TOKYO (March 21): Benchmark Tokyo rubber futures slid on Tuesday, following a plunge in Shanghai futures while a firmer yen prompted fresh selling after market participants in Tokyo returned from a public holiday on Monday.
The Tokyo Commodity Exchange (TOCOM) rubber contract for August delivery finished 5.0 yen, or 1.9%, lower at 263.0 yen (US$2.33) per kg.
“Weaker Shanghai futures and the yen’s gain weighed on market sentiment,” said Hiroyuki Kikukawa, general manager of research at Nissan Securities.
The most-active rubber contract on the Shanghai Futures Exchange for September delivery plunged 575 yuan, or 3.1%, to finish at 17,975 yuan (US$2,606) per tonne.
The US dollar added 0.2% to 112.79 yen as bargain-hunting emerged after it dipped as low as 112.26 earlier, its deepest trough since Feb. 28.
The dollar was on the defensive, after Chicago Federal Reserve President Charles Evans reinforced the perception that the US central bank won’t accelerate the pace of its interest rate hikes.
A stronger yen makes yen-denominated assets less affordable when purchased in other currencies.
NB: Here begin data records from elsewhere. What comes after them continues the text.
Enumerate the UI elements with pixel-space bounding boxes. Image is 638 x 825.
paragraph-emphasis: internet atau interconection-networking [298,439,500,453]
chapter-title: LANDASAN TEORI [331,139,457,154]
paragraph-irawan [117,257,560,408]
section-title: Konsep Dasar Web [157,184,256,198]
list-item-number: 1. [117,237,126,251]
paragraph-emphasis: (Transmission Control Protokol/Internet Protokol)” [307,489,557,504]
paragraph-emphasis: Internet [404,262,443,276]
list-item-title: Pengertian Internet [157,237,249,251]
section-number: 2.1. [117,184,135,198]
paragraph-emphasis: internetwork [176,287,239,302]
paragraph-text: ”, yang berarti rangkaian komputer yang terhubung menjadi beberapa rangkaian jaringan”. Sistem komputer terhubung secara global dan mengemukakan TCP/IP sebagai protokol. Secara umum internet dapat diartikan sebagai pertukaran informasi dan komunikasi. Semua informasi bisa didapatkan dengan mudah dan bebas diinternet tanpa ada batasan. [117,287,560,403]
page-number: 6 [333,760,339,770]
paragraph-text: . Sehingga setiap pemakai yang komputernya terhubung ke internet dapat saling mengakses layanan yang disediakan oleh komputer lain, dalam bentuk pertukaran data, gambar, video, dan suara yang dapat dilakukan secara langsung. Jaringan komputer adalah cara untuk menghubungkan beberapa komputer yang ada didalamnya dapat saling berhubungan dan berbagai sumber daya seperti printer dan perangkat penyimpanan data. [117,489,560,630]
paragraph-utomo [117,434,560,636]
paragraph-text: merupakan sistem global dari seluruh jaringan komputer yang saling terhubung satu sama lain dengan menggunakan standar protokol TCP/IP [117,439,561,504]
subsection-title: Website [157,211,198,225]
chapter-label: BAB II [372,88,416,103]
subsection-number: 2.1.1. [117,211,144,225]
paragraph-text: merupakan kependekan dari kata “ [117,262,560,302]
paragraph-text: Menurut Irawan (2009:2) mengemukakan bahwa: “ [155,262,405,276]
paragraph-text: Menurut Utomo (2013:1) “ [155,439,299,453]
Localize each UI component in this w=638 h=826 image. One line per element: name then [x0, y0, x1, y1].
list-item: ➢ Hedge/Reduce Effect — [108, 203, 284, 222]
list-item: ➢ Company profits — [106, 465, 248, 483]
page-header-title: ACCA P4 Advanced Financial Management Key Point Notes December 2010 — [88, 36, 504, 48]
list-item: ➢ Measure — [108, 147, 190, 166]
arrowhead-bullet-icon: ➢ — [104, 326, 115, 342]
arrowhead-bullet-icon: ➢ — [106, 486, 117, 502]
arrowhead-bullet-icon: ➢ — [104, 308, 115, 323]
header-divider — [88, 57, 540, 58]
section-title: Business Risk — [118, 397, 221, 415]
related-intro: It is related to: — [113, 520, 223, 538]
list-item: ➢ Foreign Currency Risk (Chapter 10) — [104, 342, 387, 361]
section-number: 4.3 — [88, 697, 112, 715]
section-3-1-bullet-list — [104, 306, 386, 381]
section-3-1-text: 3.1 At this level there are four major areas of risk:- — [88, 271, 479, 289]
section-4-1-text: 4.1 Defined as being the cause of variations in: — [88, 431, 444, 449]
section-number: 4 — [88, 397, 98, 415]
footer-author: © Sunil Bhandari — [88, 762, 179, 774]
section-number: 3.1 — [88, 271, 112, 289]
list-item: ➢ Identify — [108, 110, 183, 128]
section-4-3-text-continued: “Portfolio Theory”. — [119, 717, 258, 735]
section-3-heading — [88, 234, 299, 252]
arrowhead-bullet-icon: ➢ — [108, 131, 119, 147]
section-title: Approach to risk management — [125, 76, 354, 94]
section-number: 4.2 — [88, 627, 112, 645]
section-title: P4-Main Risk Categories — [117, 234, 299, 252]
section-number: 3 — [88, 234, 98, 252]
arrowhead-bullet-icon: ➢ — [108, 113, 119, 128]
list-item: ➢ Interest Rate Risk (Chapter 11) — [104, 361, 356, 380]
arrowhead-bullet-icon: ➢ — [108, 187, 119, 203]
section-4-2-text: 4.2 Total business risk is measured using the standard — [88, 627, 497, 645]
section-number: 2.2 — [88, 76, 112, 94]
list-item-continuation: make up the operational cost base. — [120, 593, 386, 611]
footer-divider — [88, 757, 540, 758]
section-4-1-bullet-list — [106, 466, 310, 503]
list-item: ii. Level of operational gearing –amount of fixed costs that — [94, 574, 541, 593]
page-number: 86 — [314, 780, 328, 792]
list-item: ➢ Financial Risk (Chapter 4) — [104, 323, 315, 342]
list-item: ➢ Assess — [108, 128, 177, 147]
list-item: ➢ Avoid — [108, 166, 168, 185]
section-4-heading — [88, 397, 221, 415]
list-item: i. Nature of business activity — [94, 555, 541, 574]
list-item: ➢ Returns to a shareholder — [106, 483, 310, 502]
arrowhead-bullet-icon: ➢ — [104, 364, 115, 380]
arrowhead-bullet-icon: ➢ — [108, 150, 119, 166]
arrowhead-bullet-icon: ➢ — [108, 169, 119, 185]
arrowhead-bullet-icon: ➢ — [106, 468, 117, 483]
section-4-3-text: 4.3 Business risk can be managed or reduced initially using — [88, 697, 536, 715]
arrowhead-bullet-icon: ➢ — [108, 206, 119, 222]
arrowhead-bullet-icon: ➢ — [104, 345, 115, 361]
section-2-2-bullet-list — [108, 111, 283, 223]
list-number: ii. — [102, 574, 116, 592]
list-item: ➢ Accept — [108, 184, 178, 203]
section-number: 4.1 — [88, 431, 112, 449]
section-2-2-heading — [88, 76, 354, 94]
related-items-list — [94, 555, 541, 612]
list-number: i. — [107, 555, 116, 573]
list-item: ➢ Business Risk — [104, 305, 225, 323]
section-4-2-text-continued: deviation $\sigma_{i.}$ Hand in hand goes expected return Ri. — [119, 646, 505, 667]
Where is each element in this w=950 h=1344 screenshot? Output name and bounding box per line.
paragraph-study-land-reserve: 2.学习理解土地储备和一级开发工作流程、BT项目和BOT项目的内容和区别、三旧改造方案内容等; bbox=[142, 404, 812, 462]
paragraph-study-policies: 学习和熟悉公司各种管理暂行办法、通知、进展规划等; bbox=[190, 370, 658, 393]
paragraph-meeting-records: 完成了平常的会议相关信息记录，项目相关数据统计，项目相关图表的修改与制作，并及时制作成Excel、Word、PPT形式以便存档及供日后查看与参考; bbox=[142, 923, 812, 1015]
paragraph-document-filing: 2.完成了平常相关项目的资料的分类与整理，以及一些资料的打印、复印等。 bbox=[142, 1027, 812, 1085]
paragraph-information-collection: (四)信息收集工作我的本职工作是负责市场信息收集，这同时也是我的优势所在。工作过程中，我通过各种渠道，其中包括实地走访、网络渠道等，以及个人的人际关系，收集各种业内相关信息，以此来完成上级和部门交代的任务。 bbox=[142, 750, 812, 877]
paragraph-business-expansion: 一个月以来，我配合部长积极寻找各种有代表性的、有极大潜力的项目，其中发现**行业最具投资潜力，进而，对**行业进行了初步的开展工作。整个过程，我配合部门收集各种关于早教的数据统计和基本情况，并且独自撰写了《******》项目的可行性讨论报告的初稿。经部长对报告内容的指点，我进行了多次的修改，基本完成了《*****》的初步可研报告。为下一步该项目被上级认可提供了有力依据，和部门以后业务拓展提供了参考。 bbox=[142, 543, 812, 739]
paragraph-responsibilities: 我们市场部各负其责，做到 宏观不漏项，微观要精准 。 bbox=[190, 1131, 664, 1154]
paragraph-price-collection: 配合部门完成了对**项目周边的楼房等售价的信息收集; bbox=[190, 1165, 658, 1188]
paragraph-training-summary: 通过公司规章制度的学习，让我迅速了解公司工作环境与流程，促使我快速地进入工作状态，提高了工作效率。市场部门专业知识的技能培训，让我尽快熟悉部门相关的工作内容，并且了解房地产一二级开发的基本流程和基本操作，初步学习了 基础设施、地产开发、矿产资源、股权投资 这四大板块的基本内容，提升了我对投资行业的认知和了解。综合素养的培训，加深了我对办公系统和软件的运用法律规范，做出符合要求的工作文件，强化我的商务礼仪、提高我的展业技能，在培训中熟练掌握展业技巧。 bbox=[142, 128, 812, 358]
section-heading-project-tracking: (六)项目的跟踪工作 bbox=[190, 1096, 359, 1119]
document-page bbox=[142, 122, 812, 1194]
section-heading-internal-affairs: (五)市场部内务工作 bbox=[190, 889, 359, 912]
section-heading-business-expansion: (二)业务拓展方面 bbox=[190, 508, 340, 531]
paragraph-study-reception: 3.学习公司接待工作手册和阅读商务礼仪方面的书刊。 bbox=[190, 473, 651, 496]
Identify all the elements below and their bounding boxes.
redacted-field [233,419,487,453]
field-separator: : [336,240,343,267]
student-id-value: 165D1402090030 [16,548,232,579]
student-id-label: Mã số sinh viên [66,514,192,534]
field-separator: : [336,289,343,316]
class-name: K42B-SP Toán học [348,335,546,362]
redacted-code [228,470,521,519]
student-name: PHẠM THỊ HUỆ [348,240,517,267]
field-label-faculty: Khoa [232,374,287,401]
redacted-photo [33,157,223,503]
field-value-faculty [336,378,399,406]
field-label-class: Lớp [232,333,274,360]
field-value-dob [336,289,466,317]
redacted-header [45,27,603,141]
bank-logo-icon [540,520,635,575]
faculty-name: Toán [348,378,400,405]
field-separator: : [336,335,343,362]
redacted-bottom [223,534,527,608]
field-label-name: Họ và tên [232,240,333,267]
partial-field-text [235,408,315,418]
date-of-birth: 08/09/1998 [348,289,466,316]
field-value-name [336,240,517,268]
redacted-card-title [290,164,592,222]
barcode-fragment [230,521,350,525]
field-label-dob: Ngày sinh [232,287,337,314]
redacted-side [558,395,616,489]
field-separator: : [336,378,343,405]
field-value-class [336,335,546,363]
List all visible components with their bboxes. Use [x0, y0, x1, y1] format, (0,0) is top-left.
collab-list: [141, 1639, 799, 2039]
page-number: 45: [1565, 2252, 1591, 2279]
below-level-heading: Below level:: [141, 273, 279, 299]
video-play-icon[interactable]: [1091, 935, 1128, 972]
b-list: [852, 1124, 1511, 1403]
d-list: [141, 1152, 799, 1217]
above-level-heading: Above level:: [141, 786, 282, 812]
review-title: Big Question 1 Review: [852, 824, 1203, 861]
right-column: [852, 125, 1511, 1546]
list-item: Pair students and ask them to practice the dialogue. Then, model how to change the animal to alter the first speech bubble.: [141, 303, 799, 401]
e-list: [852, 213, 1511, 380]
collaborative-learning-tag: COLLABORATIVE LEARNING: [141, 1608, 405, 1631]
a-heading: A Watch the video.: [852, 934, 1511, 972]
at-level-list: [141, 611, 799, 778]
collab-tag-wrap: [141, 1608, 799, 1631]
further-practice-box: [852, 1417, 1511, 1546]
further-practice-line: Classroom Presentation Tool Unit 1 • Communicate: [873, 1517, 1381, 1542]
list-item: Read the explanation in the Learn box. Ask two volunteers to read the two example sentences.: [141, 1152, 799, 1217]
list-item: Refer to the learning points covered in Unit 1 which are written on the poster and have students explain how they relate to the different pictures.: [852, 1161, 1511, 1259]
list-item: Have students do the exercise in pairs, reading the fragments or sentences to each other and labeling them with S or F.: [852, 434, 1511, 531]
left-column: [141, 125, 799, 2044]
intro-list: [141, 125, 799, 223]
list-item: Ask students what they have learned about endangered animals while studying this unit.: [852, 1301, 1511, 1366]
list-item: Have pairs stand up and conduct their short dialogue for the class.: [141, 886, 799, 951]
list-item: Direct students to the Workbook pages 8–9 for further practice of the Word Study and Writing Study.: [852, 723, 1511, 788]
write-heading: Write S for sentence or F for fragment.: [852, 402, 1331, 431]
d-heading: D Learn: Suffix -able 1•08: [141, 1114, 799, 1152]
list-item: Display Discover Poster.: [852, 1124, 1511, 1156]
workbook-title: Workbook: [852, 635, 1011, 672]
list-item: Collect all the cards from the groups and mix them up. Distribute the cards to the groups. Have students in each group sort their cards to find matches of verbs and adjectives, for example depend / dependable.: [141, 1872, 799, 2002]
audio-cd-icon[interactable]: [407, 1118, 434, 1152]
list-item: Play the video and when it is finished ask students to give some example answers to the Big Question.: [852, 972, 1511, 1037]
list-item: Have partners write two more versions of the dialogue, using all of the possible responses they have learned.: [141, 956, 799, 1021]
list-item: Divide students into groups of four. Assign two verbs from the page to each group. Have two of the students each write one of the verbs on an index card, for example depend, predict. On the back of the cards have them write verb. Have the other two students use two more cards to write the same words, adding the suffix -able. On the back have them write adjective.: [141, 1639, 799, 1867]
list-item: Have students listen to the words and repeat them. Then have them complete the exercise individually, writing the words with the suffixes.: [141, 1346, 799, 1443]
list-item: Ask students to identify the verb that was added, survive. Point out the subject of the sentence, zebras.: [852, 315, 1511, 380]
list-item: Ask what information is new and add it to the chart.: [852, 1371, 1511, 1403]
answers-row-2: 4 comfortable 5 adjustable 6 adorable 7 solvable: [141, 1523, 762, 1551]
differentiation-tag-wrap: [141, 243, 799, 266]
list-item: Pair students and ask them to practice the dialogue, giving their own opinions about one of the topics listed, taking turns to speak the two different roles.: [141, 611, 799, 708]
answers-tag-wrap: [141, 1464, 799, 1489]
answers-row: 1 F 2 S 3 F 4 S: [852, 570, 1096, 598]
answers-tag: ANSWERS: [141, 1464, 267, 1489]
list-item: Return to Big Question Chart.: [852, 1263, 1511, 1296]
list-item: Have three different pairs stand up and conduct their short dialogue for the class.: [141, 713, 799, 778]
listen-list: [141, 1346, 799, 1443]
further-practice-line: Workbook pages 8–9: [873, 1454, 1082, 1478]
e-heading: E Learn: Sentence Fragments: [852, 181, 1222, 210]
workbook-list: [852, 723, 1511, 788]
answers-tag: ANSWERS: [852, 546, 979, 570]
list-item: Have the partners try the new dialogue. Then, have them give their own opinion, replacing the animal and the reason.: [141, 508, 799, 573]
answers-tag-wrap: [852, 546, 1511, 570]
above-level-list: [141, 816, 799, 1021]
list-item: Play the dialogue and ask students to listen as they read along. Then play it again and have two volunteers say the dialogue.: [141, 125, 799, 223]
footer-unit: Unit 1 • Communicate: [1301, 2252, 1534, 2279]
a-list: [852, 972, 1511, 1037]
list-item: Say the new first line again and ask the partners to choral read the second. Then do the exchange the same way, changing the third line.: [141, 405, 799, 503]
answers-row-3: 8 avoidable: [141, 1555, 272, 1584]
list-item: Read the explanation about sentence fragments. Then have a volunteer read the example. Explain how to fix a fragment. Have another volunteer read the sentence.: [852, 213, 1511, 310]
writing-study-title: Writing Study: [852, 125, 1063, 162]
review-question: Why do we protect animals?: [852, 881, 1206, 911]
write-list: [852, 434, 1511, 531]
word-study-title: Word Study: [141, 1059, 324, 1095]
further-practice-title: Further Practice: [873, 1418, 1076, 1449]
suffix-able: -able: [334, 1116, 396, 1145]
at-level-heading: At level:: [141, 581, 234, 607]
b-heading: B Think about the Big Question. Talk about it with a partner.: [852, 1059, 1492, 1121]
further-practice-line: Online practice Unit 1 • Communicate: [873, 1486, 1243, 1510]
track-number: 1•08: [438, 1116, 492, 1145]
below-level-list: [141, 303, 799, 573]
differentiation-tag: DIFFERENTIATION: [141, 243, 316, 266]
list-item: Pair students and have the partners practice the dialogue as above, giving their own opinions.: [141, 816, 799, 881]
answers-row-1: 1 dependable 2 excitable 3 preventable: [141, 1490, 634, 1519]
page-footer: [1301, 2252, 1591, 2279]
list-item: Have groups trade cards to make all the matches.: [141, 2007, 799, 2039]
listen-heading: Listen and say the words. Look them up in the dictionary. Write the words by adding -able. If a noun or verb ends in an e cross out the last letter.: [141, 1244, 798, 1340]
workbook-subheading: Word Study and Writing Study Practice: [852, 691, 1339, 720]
“If the TOCOM benchmark slips below a key resistance of 250 yen, selling may get further momentum,” Kikukawa said, adding that any further gains in the yen will also add to pressure.
The front-month rubber contract on Singapore’s SICOM exchange for April delivery last traded at 199.0 US cents per kg, down 3.3 US cents.
Rubber inventories at TOCOM-approved warehouses had dropped to 1,317 tonnes as of March 10, the lowest since July 2010 and down about 80% from a year ago, according to TOCOM data.